Make sure to give your Rainbowfish care food three times a day. Eat just moderate servings. Do not feed rainbowfish more than they can finish eating in three minutes. Rainbowfish are surface feeders, thus floating items are best. Throw away any unused food to avoid a pileup of trash.


Rainbowfish live in groups of six or more. Rainbowfish of comparable size may be kept together. A 3:2 female-to-male ratio reduces violence.

Rainbowfish should be kept alongside other calm species in community aquariums. The Rainbowfish inhabit the tank’s center and top, so they shouldn’t bother bottom-dwellers. Rainbowfish tank mates:

  • Angelfish \barbs
  • Catfish
  • Danios \mollies \platies
  • Pecos
  • Rasboras (peaceful species) (peaceful species)
  • Swordtails
  • Tetras

Fast-swimming rainbowfish shouldn’t be kept alongside timid fish. Bettas and cichlids are also aggressive. Fin nippers shouldn’t be used on long-finned rainbows like threadfins.

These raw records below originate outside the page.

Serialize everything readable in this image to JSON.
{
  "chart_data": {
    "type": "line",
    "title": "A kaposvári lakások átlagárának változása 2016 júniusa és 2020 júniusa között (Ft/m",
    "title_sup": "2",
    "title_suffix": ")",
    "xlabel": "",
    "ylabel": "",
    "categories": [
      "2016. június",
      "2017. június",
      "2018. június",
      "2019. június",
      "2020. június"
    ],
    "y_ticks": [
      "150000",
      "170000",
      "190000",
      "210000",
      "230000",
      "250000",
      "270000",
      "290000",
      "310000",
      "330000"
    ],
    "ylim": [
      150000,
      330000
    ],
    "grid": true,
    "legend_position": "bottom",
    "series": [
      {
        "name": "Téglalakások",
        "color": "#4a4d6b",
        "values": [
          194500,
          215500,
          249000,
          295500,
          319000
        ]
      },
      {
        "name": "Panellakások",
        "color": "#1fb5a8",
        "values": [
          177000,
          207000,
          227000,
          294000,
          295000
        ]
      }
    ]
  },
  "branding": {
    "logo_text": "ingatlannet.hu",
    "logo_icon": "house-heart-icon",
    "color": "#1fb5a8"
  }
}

Egg scatters are rainbowfish. Most rainbowfish reproduce quickly, however, a separate breeding tank boosts young fish survival (fry). Some rainbowfish copy in pairs, while others prefer groups.

Breeding rainbowfish requires a species-specific aquarium. Otherwise, rainbowfish may crossbreed and produce stunted, discolored fry.

Rainbowfish breeding tips:

  • 5–10 gallon shallow breeding tank. 77–80°F and pH 7.5 are appropriate for most rainbowfish species.
  • Feed live food and progressively raise the water temperature to condition rainbowfish. Spawning needs clean water.
  • Java moss and spawning mops help collect eggs. Spawning mops encourage bushy plants.
  • Males court by acquiring color and swimming quickly in front of females. Some rainbowfish species acquire a courting stripe.